Based on its elimination by the inhibitor MG132, the degradation of Cx43 suggested by densitometry at 8.5 h time point was attributed to the proteosomal complex, which along with ubiquination is an important mechanism for quickly modifying the amount of functional gap junctions in many cell types [82]. Connexin turnover is rapid, with half-lives ranging from 1.5 to 5 h [83], [84], [85], [86], [87]. Since the FRAP experiment with MG132 did not corroborated a role for the proteasome in GJC, we examined the localization of Cx43 in COCs incubated with the inhibitor. The differential result shows that GJC might be reduced due to a changed pattern of Cx43 localization (agglomerate in Figure 7), while the amount of Cx43 present remains high (Figure 6). However, it should be noted that MG132 is not a specific inhibitor of Cx43 degradation via the proteasomal complex, but rather a general inhibitor, and may have a broad impact on COC physiology by inhibiting the degradation of other proteins, which may explain the absence of cumulus expansion in its presence. It has been shown in many cell types that MG132 can act on numerous cell-signalling proteins and on hence signalling cascades that determine cell fates [88], [89], [90], [91], [92]. Proteasome inhibitors are currently used in anti-cancer chemotherapy as anti-metastatic agents (reviewed in [93], [94]).

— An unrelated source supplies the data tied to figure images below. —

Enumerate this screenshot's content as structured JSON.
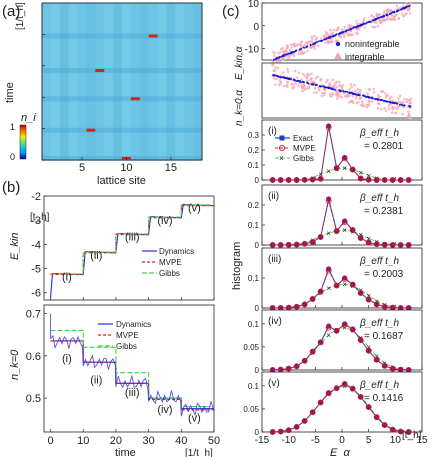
{
  "panel_labels": {
    "a": "(a)",
    "b": "(b)",
    "c": "(c)"
  },
  "colors": {
    "dynamics": "#2b2bd6",
    "mvpe": "#e41a1c",
    "gibbs": "#44d244",
    "exact": "#1f3fbf",
    "nonintegrable": "#1d1dd0",
    "integrable": "#f4a6b2",
    "heatmap_bg": "#6ec6e6"
  },
  "chart_data": [
    {
      "id": "a",
      "type": "heatmap",
      "xlabel": "lattice site",
      "ylabel": "time",
      "y_unit": "[1/t_h]",
      "x_ticks": [
        5,
        10,
        15
      ],
      "y_ticks": [
        0,
        10,
        20,
        30,
        40
      ],
      "xlim": [
        0.5,
        18.5
      ],
      "ylim": [
        0,
        50
      ],
      "colorbar": {
        "label": "n_i",
        "ticks": [
          0,
          0.5,
          1
        ],
        "colors": [
          "#0000b0",
          "#00a0ff",
          "#40e0a0",
          "#f0f000",
          "#ff6000",
          "#b00000"
        ]
      },
      "impurities": [
        {
          "site": 13,
          "time": 39.5
        },
        {
          "site": 7,
          "time": 28.5
        },
        {
          "site": 11,
          "time": 19.5
        },
        {
          "site": 6,
          "time": 9.5
        },
        {
          "site": 10,
          "time": 0.5
        }
      ]
    },
    {
      "id": "b-top",
      "type": "line",
      "ylabel": "E_kin",
      "y_unit": "[t_h]",
      "ylim": [
        -6.3,
        -2
      ],
      "xlim": [
        -2,
        50
      ],
      "y_ticks": [
        -6,
        -5,
        -4,
        -3,
        -2
      ],
      "annotations": [
        "(i)",
        "(ii)",
        "(iii)",
        "(iv)",
        "(v)"
      ],
      "legend": [
        "Dynamics",
        "MVPE",
        "Gibbs"
      ],
      "series": [
        {
          "name": "Dynamics",
          "points": [
            [
              0,
              -6.2
            ],
            [
              0.6,
              -5.2
            ],
            [
              10,
              -5.25
            ],
            [
              10.6,
              -4.3
            ],
            [
              20,
              -4.35
            ],
            [
              20.6,
              -3.55
            ],
            [
              30,
              -3.6
            ],
            [
              30.6,
              -2.85
            ],
            [
              40,
              -2.9
            ],
            [
              40.6,
              -2.35
            ],
            [
              50,
              -2.4
            ]
          ]
        },
        {
          "name": "MVPE",
          "steps": [
            [
              0,
              10,
              -5.25
            ],
            [
              10,
              20,
              -4.35
            ],
            [
              20,
              30,
              -3.6
            ],
            [
              30,
              40,
              -2.9
            ],
            [
              40,
              50,
              -2.4
            ]
          ]
        },
        {
          "name": "Gibbs",
          "steps": [
            [
              0,
              10,
              -5.22
            ],
            [
              10,
              20,
              -4.32
            ],
            [
              20,
              30,
              -3.57
            ],
            [
              30,
              40,
              -2.87
            ],
            [
              40,
              50,
              -2.37
            ]
          ]
        }
      ]
    },
    {
      "id": "b-bottom",
      "type": "line",
      "ylabel": "n_k=0",
      "xlabel": "time",
      "x_unit": "[1/t_h]",
      "ylim": [
        0.42,
        0.72
      ],
      "xlim": [
        -2,
        50
      ],
      "y_ticks": [
        0.5,
        0.6,
        0.7
      ],
      "x_ticks": [
        0,
        10,
        20,
        30,
        40,
        50
      ],
      "annotations": [
        "(i)",
        "(ii)",
        "(iii)",
        "(iv)",
        "(v)"
      ],
      "legend": [
        "Dynamics",
        "MVPE",
        "Gibbs"
      ],
      "series": [
        {
          "name": "Dynamics",
          "steps": [
            [
              0,
              10,
              0.635
            ],
            [
              10,
              20,
              0.585
            ],
            [
              20,
              30,
              0.535
            ],
            [
              30,
              40,
              0.5
            ],
            [
              40,
              50,
              0.475
            ]
          ]
        },
        {
          "name": "MVPE",
          "steps": [
            [
              0,
              10,
              0.635
            ],
            [
              10,
              20,
              0.585
            ],
            [
              20,
              30,
              0.535
            ],
            [
              30,
              40,
              0.497
            ],
            [
              40,
              50,
              0.472
            ]
          ]
        },
        {
          "name": "Gibbs",
          "steps": [
            [
              0,
              10,
              0.66
            ],
            [
              10,
              20,
              0.62
            ],
            [
              20,
              30,
              0.56
            ],
            [
              30,
              40,
              0.5
            ],
            [
              40,
              50,
              0.48
            ]
          ]
        }
      ]
    },
    {
      "id": "c-top",
      "type": "scatter",
      "ylabel": "E_kin,α",
      "ylim": [
        -15,
        10
      ],
      "xlim": [
        -15,
        15
      ],
      "y_ticks": [
        -10,
        0,
        10
      ],
      "legend": [
        "nonintegrable",
        "integrable"
      ],
      "series": [
        {
          "name": "nonintegrable",
          "trend": {
            "x0": -13,
            "y0": -15,
            "x1": 13,
            "y1": 9
          }
        },
        {
          "name": "integrable",
          "trend": {
            "x0": -13,
            "y0": -14,
            "x1": 13,
            "y1": 8,
            "spread": 3
          }
        }
      ]
    },
    {
      "id": "c-second",
      "type": "scatter",
      "ylabel": "n_k=0,α",
      "ylim": [
        0,
        1
      ],
      "xlim": [
        -15,
        15
      ],
      "series": [
        {
          "name": "nonintegrable",
          "trend": {
            "x0": -13,
            "y0": 0.78,
            "x1": 13,
            "y1": 0.2
          }
        },
        {
          "name": "integrable",
          "trend": {
            "x0": -13,
            "y0": 0.8,
            "x1": 13,
            "y1": 0.18,
            "spread": 0.18
          }
        }
      ]
    },
    {
      "id": "c-hist",
      "type": "line",
      "ylabel": "histogram",
      "xlabel": "E_α",
      "x_unit": "[t_h]",
      "xlim": [
        -15,
        15
      ],
      "x_ticks": [
        -15,
        -10,
        -5,
        0,
        5,
        10,
        15
      ],
      "legend": [
        "Exact",
        "MVPE",
        "Gibbs"
      ],
      "x": [
        -13,
        -11.5,
        -10,
        -8.5,
        -7,
        -5.5,
        -4,
        -2.5,
        -1,
        0.5,
        2,
        3.5,
        5,
        6.5,
        8,
        9.5,
        11,
        12.5
      ],
      "panels": [
        {
          "label": "(i)",
          "beta_label": "β_eff t_h",
          "beta": "= 0.2801",
          "ylim": [
            0,
            0.4
          ],
          "y_ticks": [
            0,
            0.1,
            0.2,
            0.3
          ],
          "exact": [
            0,
            0,
            0,
            0,
            0.001,
            0.003,
            0.008,
            0.36,
            0.08,
            0.15,
            0.07,
            0.01,
            0.002,
            0,
            0,
            0,
            0,
            0
          ],
          "mvpe": [
            0,
            0,
            0,
            0,
            0.001,
            0.003,
            0.008,
            0.35,
            0.08,
            0.145,
            0.07,
            0.01,
            0.002,
            0,
            0,
            0,
            0,
            0
          ],
          "gibbs": [
            0,
            0,
            0,
            0.002,
            0.005,
            0.015,
            0.04,
            0.06,
            0.075,
            0.08,
            0.07,
            0.05,
            0.03,
            0.012,
            0.004,
            0.001,
            0,
            0
          ]
        },
        {
          "label": "(ii)",
          "beta_label": "β_eff t_h",
          "beta": "= 0.2381",
          "ylim": [
            0,
            0.3
          ],
          "y_ticks": [
            0,
            0.1,
            0.2
          ],
          "exact": [
            0,
            0,
            0.001,
            0.002,
            0.006,
            0.015,
            0.04,
            0.23,
            0.07,
            0.12,
            0.075,
            0.035,
            0.012,
            0.004,
            0.001,
            0,
            0,
            0
          ],
          "mvpe": [
            0,
            0,
            0.001,
            0.002,
            0.006,
            0.015,
            0.04,
            0.22,
            0.07,
            0.115,
            0.075,
            0.035,
            0.012,
            0.004,
            0.001,
            0,
            0,
            0
          ],
          "gibbs": [
            0,
            0,
            0.001,
            0.004,
            0.01,
            0.025,
            0.045,
            0.06,
            0.07,
            0.075,
            0.068,
            0.052,
            0.033,
            0.017,
            0.007,
            0.002,
            0.001,
            0
          ]
        },
        {
          "label": "(iii)",
          "beta_label": "β_eff t_h",
          "beta": "= 0.2003",
          "ylim": [
            0,
            0.2
          ],
          "y_ticks": [
            0,
            0.1
          ],
          "exact": [
            0,
            0,
            0.001,
            0.004,
            0.012,
            0.03,
            0.055,
            0.13,
            0.075,
            0.1,
            0.078,
            0.05,
            0.028,
            0.012,
            0.004,
            0.001,
            0,
            0
          ],
          "mvpe": [
            0,
            0,
            0.001,
            0.004,
            0.012,
            0.03,
            0.055,
            0.125,
            0.075,
            0.097,
            0.078,
            0.05,
            0.028,
            0.012,
            0.004,
            0.001,
            0,
            0
          ],
          "gibbs": [
            0,
            0,
            0.002,
            0.006,
            0.014,
            0.03,
            0.05,
            0.066,
            0.076,
            0.08,
            0.074,
            0.06,
            0.042,
            0.024,
            0.011,
            0.004,
            0.001,
            0
          ]
        },
        {
          "label": "(iv)",
          "beta_label": "β_eff t_h",
          "beta": "= 0.1687",
          "ylim": [
            0,
            0.13
          ],
          "y_ticks": [
            0,
            0.05,
            0.1
          ],
          "exact": [
            0,
            0.001,
            0.003,
            0.008,
            0.02,
            0.04,
            0.06,
            0.095,
            0.085,
            0.1,
            0.088,
            0.065,
            0.042,
            0.022,
            0.009,
            0.003,
            0.001,
            0
          ],
          "mvpe": [
            0,
            0.001,
            0.003,
            0.008,
            0.02,
            0.04,
            0.06,
            0.092,
            0.085,
            0.098,
            0.088,
            0.065,
            0.042,
            0.022,
            0.009,
            0.003,
            0.001,
            0
          ],
          "gibbs": [
            0,
            0.001,
            0.003,
            0.009,
            0.02,
            0.037,
            0.058,
            0.076,
            0.088,
            0.092,
            0.086,
            0.07,
            0.05,
            0.03,
            0.015,
            0.006,
            0.002,
            0
          ]
        },
        {
          "label": "(v)",
          "beta_label": "β_eff t_h",
          "beta": "= 0.1416",
          "ylim": [
            0,
            0.13
          ],
          "y_ticks": [
            0,
            0.05,
            0.1
          ],
          "exact": [
            0,
            0.001,
            0.004,
            0.011,
            0.024,
            0.043,
            0.064,
            0.085,
            0.095,
            0.105,
            0.094,
            0.076,
            0.054,
            0.032,
            0.015,
            0.005,
            0.001,
            0
          ],
          "mvpe": [
            0,
            0.001,
            0.004,
            0.011,
            0.024,
            0.043,
            0.064,
            0.084,
            0.095,
            0.103,
            0.094,
            0.076,
            0.054,
            0.032,
            0.015,
            0.005,
            0.001,
            0
          ],
          "gibbs": [
            0,
            0.001,
            0.004,
            0.011,
            0.024,
            0.043,
            0.064,
            0.083,
            0.095,
            0.1,
            0.094,
            0.078,
            0.056,
            0.034,
            0.017,
            0.007,
            0.002,
            0
          ]
        }
      ]
    }
  ]
}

In conclusion, we have described new mechanisms involved in the complex regulation of dynamic changes in connexin expression, degradation and localization in swine COC during the early stages of IVM. Dynamic modulation of Cx43 protein largely correlates with GJC during IVM. Understanding how GJCs are regulated during the first several hours of IVM is crucial for better understanding the mechanisms that affect oocyte maturation and thus oocyte competence. The mechanism of this dynamic regulation, especially during IVM, is still not fully understood. The three-dimensional gap-FRAP technique that we have developed has contributed much to our efforts to decipher the regulation of GJC during IVM and thus oocyte maturation and the competence to develop into an embryo. This study provides evidence that gonadotropins clearly affect connexin 43 protein expression dynamics and that proteasomal degradation of connexin 43 contributes largely to the regulation of Cx43 protein available. As MG132 affect several aspect of COC physiology, we have to stay cautious of its contribution to the regulation of GJC between cumulus cells during the very first hours of IVM. However, there is line of evidence that MG132 may likely contribute to it. Connexin dynamics and GJC may in turn determine the development of an oocyte fully capable of giving rise to a healthy individual. Knowing the molecular modes of regulation of GJC and subsequently being able to use and/or modify them should provide a powerful tool in the quest to improve oocyte competence.